Closed - Implemented
The Office of the Assistant Secretary of Defense is preparing a revised DOD Directive 1215.8, which will address unit viability, including annual production and justification for retention of non-viable units. The directive was published in August 1993.
Department of Defense 4. To increase the efficiency and effectiveness of the services' ROTC programs, the Secretary of Defense should require the services' secretaries to amend their regulations on unit closures to specify an objective formula that assigns relative weights to the various productivity factors.
Closed - Implemented
Issuance of DOD Directive 1215.8 will require subsequent revision of service regulations. Such revisions of service regulations are expected to be accomplished within 1 year after issuance of the DOD directive. Service regulations are expected to be revised by May 1994.
Department of Defense 5. In the next annual assurance statement, the Secretary of Defense should identify, as a material weakness, the lack of compliance with congressional committee guidance on unit closures.
Closed - Not Implemented
DOD determined that the retention of non-viable ROTC units was not a significant material weakness for inclusion in the annual assurance statement. This determination was based on the fact that no unit viability specification, typically included in annual Defense Appropriation bill language, had been issued since 1988. Unit viability criteria will be included in a revised DOD regulation.
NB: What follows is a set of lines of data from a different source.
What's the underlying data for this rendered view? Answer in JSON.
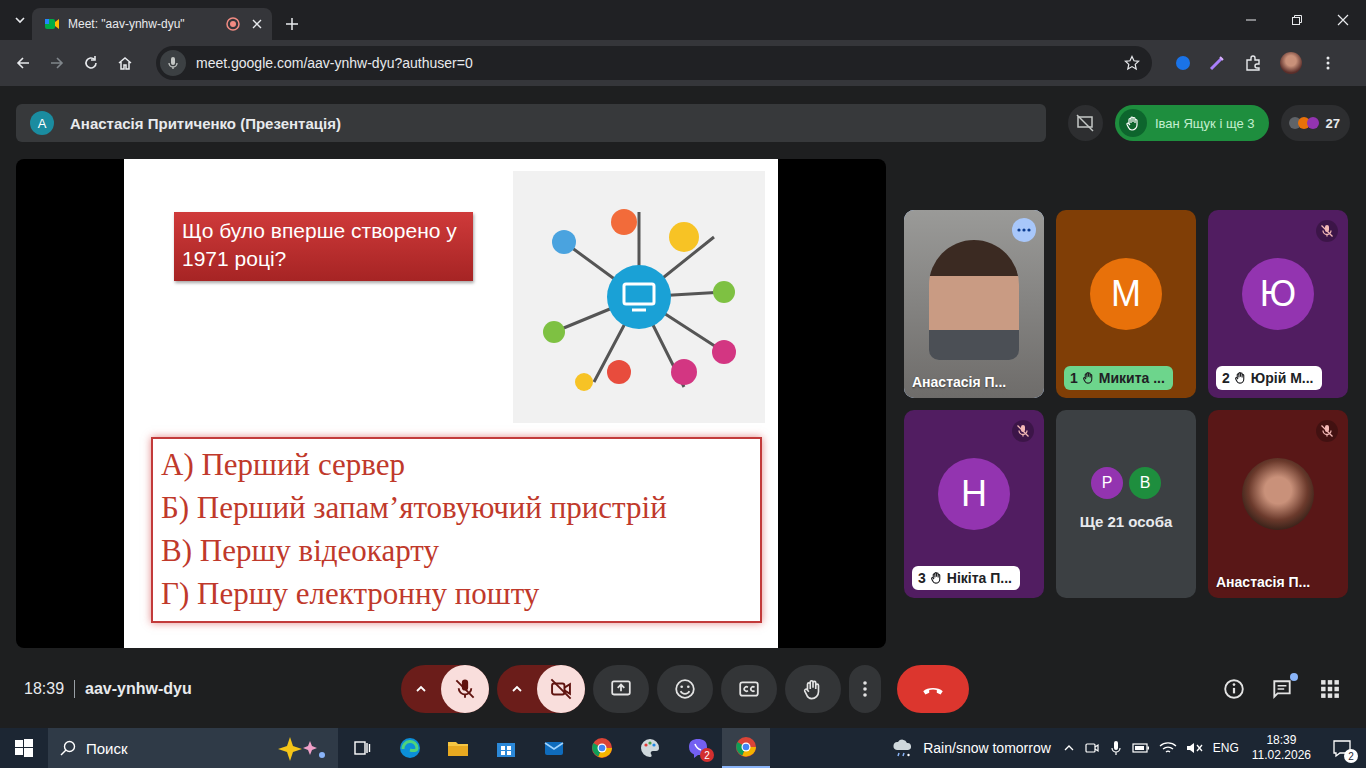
{
  "browser": {
    "tab_title": "Meet: \"aav-ynhw-dyu\"",
    "recording": true,
    "url": "meet.google.com/aav-ynhw-dyu?authuser=0"
  },
  "meet": {
    "presenter": {
      "avatar": "A",
      "label": "Анастасія Притиченко (Презентація)"
    },
    "raised_hands": "Іван Ящук і ще 3",
    "participants_count": "27",
    "slide": {
      "question": "Що було вперше створено у 1971 році?",
      "answers": [
        "А) Перший сервер",
        "Б) Перший запам’ятовуючий пристрій",
        "В) Першу відеокарту",
        "Г) Першу електронну пошту"
      ]
    },
    "tiles": [
      {
        "kind": "camera",
        "name": "Анастасія П...",
        "letter": "",
        "color": "#8a8a86",
        "hand": "",
        "hand_first": false,
        "muted": false,
        "speaking": true,
        "avatars": []
      },
      {
        "kind": "avatar",
        "name": "Микита ...",
        "letter": "М",
        "color": "#e8710a",
        "hand": "1",
        "hand_first": true,
        "muted": false,
        "speaking": false,
        "avatars": []
      },
      {
        "kind": "avatar",
        "name": "Юрій М...",
        "letter": "Ю",
        "color": "#9334b0",
        "hand": "2",
        "hand_first": false,
        "muted": true,
        "speaking": false,
        "avatars": []
      },
      {
        "kind": "avatar",
        "name": "Нікіта П...",
        "letter": "Н",
        "color": "#9334b0",
        "hand": "3",
        "hand_first": false,
        "muted": true,
        "speaking": false,
        "avatars": []
      },
      {
        "kind": "group",
        "name": "Ще 21 особа",
        "letter": "",
        "color": "#3c4043",
        "hand": "",
        "hand_first": false,
        "muted": false,
        "speaking": false,
        "avatars": [
          {
            "letter": "Р",
            "color": "#9334b0"
          },
          {
            "letter": "В",
            "color": "#1e8e3e"
          }
        ]
      },
      {
        "kind": "photo",
        "name": "Анастасія П...",
        "letter": "",
        "color": "#a12a2a",
        "hand": "",
        "hand_first": false,
        "muted": true,
        "speaking": false,
        "avatars": []
      }
    ],
    "footer": {
      "time": "18:39",
      "code": "aav-ynhw-dyu",
      "mic_muted": true,
      "camera_off": true,
      "chat_unread": true
    }
  },
  "taskbar": {
    "search": "Поиск",
    "app_badge": "2",
    "weather": "Rain/snow tomorrow",
    "lang": "ENG",
    "time": "18:39",
    "date": "11.02.2026",
    "notifications": "2"
  }
}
Department of Defense 6. Because of DOD continued failure to develop and implement and regain top management attention for standardized cost reporting for ROTC, the Secretary of Defense should identify the lack of a standardized cost-reporting system for ROTC as a material weakness in the next annual assurance statement.
Closed - Implemented
The lack of a standardized cost-reporting system for ROTC was identified as a material weakness in the 1991 annual assurance statement.